Join the Duke Human Rights Center for a screening of the film "Nasrin," the fourth film in the 2022-2023 Rights! Camera! Action! Film Series. Filmed in Iran by women and men who risked arrest to make this film, "Nasrin" is an immersive portrait of one of the world's most courageous human rights activists and political prisoners, Nasrin Sotoudeh, and of Iran's remarkably resilient women's rights movement. In the courts and on the streets, Nasrin has long fought for the rights of women, children, LGBT prisoners, religious minorities, journalists and artists, and those facing the death penalty. She was arrested in June 2018 for representing women who were protesting Iran's mandatory hijab law, and she was sentenced to 38 years in prison, plus 148 lashes. Even from prison, she has continued to challenge the authorities. An Amnesty International petition calling for her release received over a million signatures from 200 countries.

 

The post-screening panel will feature Yasaman Baghban and Mandana Naviafar.

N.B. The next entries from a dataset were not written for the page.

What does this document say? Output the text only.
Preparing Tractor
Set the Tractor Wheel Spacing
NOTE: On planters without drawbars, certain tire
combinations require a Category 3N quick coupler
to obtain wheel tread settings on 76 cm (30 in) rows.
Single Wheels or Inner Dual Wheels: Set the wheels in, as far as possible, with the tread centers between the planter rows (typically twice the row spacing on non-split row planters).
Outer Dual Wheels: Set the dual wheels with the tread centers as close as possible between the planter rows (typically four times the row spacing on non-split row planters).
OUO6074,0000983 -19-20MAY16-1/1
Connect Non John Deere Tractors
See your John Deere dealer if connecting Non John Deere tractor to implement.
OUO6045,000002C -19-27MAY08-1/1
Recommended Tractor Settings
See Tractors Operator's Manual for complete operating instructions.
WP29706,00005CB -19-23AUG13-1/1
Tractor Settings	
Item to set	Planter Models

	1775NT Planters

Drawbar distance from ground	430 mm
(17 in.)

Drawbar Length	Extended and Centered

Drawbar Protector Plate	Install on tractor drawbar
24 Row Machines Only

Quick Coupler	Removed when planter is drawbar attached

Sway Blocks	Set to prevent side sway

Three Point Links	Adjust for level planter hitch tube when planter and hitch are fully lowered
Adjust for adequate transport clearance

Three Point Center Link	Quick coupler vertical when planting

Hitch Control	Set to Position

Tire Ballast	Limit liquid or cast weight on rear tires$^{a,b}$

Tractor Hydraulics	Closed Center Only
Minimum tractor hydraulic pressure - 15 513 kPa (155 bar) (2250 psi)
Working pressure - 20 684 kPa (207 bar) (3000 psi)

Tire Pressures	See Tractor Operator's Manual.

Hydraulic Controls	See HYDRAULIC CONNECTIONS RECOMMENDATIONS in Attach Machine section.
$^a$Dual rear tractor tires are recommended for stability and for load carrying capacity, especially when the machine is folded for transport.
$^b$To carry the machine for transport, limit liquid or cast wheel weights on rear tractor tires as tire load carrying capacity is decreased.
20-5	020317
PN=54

Yasaman Baghban is an Iranian documentary filmmaker. She got her MA in Cinema from Tehran University of Art. She was a lecturer of Art at the Shiraz Institute of Higher Education and decided to continue her education at Duke University in the MFA Experimental and Documentary Arts program. She is interested in essay films, video arts, photography, multimedia, and academic research. She focuses on the integration of time and memory, immigration and exile, as well as feminism, human rights, and Middle Eastern conflicts. She has made a number of short experimental and documentary films, including Issued from Fasa, Section 59, I was born in 1988, and Home. Baghban is currently working on a short documentary based on her experience as an international student who left her home country of Iran and its laws restricting women, only to arrive in the United States in time to witness the overturning of Roe v. Wade. Her latest film revolves around two main concepts: body and imprisonment.

Mandana Naviafar is a graduate student in the Program in Literature Department at Duke University. She is originally from Tehran, Iran.